McPherson formed his first band when he was 16 and hasn’t been without one since. When one started to fall apart, he launched another so that the transition would be as seamless as possible. He would tour for two or three weeks at a time while going through college, and he played on the weekends when he had full time jobs. While teaching, he was offered a chance to cut an album and accepted with no goals for it the beyond the experience. When his administrative shortcomings cost him his job in the classroom, that record had found fans among potential managers, booking agents and labels, so much so that he convinced his wife to let him try a year as a touring musician to see where that got him. He was in his early 30s and had a family at home, so playing almost 250 dates that year wiped him out physically and emotionally, but it also got him in the game. 

He doesn’t think of any of the songs he wrote in those days as worth talking about. McPherson thinks the songwriting on his debut album, Signs and Signifiers (2012), marked him as a different musical voice because “it had a little bit of a weird streak to it,” he says. The title and touches in the songs reflected his grad school background, but there was little personal in them. He considers himself a fairly private person, so he wrote songs around themes and characters just as countless pre-Dylan songwriters had done for decades.

Dylan changed the songwriting game though, and now listeners look for the artist in his or her songs. If you know where to look, McPherson is more present in the songs on his second album, Let the Good Times Roll (2015). “That came at a time when I was losing my mind,” he says, and the anxiety he was feeling and friction within the band show up in veiled references. By Undivided Heart and Soul, he was in a better space and less precious about his songwriting. A number of ideas even came from his wife. 

“I’m a little more comfortable with myself now, a little more confident. If I have something I want to say, I’ll bring it in.”
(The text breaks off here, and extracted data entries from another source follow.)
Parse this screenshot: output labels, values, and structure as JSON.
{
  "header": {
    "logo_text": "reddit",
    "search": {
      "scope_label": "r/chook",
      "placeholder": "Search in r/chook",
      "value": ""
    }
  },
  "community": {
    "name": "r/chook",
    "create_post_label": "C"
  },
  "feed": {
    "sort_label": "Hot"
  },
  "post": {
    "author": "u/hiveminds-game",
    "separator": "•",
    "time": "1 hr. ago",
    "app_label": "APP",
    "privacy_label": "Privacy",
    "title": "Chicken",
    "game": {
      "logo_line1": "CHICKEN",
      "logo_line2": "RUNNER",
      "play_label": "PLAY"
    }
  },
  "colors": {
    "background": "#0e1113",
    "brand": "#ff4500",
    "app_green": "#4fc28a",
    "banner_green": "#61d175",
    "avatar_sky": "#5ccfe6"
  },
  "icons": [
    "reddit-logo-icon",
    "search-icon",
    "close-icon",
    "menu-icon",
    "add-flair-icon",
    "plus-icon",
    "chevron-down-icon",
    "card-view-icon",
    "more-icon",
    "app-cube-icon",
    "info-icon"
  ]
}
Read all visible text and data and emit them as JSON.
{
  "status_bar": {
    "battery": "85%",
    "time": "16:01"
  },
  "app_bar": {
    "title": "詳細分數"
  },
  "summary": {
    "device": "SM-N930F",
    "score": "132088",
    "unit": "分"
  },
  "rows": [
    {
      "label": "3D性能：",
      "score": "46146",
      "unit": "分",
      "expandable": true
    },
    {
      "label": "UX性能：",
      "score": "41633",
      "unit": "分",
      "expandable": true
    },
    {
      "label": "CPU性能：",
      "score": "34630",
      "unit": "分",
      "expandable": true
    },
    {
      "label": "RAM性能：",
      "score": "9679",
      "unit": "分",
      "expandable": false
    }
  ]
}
It helps that he has a better understanding of himself as a songwriter. “I see things in boxes,” he says, and points to his 2018 Christmas album, Socks. He thought about the Christmas songs that songwriters Mike Leiber and Jerry Stoller wrote for Elvis Presley and The Drifters, and realized that they never wrote Christmas songs for The Coasters, for whom they did some of their best writing. “That’s the most perfect artist/writer relationship that I can think of,” McPherson says, and he decided to write an album’s worth of songs that Leiber and Stoller would have written for The Coasters. With that clear vision, the songs came easily and quickly. Once he has a concept, everything else follows naturally.  

“I consider music I listen to to be inherently anti-authoritarian, and at its core it’s more about the human spirit than systems or institutions,” McPherson says. That’s something he recognizes in all the music that influenced him from across eras, and he hears it in music that’s made today. Sometimes, people come up to him after shows and thank him for keeping real rock ’n’ roll alive. You’re really sticking it to all the garbage that’s out there now, they tell him. He appreciates the sentiment but feels misunderstood by people who say that. 

“I’m not any sort of reactionary figure,” he says. “I like the garbage that’s out there now. I’m a sponge for anything that’s good.”